O Telescópio Espacial James Webb obteve a primeira impressão química em médio infravermelho de um objeto interestelar, focando no cometa 3I/ATLAS. As observações revelaram a presença de metano e níveis incomuns de dióxido de carbono, sugerindo uma origem distinta em relação aos cometas do Sistema Solar.
Observações do Telescópio James Webb
As observações do cometa 3I/ATLAS foram realizadas com o instrumento MIRI (Mid-Infrared Instrument) do James Webb. A primeira série de medições ocorreu entre 15 e 16 de dezembro, quando o cometa estava a cerca de 329 milhões de quilômetros do Sol. Uma segunda observação foi feita em 27 de dezembro, quando o cometa se afastou ainda mais, alcançando aproximadamente 379 milhões de quilômetros do Sol.

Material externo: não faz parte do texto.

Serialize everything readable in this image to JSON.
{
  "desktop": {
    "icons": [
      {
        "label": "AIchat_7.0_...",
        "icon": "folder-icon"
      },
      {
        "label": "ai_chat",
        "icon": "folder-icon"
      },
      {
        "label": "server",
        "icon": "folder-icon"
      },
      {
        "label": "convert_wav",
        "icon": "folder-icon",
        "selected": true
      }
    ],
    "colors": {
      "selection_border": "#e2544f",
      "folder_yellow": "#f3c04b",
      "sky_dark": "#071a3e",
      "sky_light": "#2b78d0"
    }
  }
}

Detecção de metano em objeto interestelar
Pela primeira vez, o metano foi diretamente detectado em um objeto interestelar. A presença desse gás volátil sugere que ele estava enterrado sob a superfície do cometa, sendo liberado apenas após a aproximação ao Sol. A quantidade de metano encontrada foi surpreendente, especialmente em comparação com a água, uma composição rara entre os cometas conhecidos do Sistema Solar.
Níveis incomuns de dióxido de carbono
As análises também indicaram que 3I/ATLAS possui quantidades incomuns de dióxido de carbono. Em comparação com cometas típicos do Sistema Solar, este objeto interestelar libera uma quantidade significativamente maior de CO2 em relação à água. Esses níveis elevados sugerem que o cometa pode ter se formado em um ambiente planetário diferente, possivelmente em outro sistema estelar.

Métodos de estudo do cometa
O estudo foi realizado utilizando o espectrômetro de média resolução do MIRI, que separa a luz infravermelha em seus comprimentos de onda individuais. Esse método permitiu aos cientistas identificar os gases ao redor do cometa e mapear sua distribuição em relação ao núcleo do objeto.
Os resultados das observações foram publicados no periódico The Astrophysical Journal Letters e podem ser acessados através do DOI: 10.3847/2041-8213/ae5700.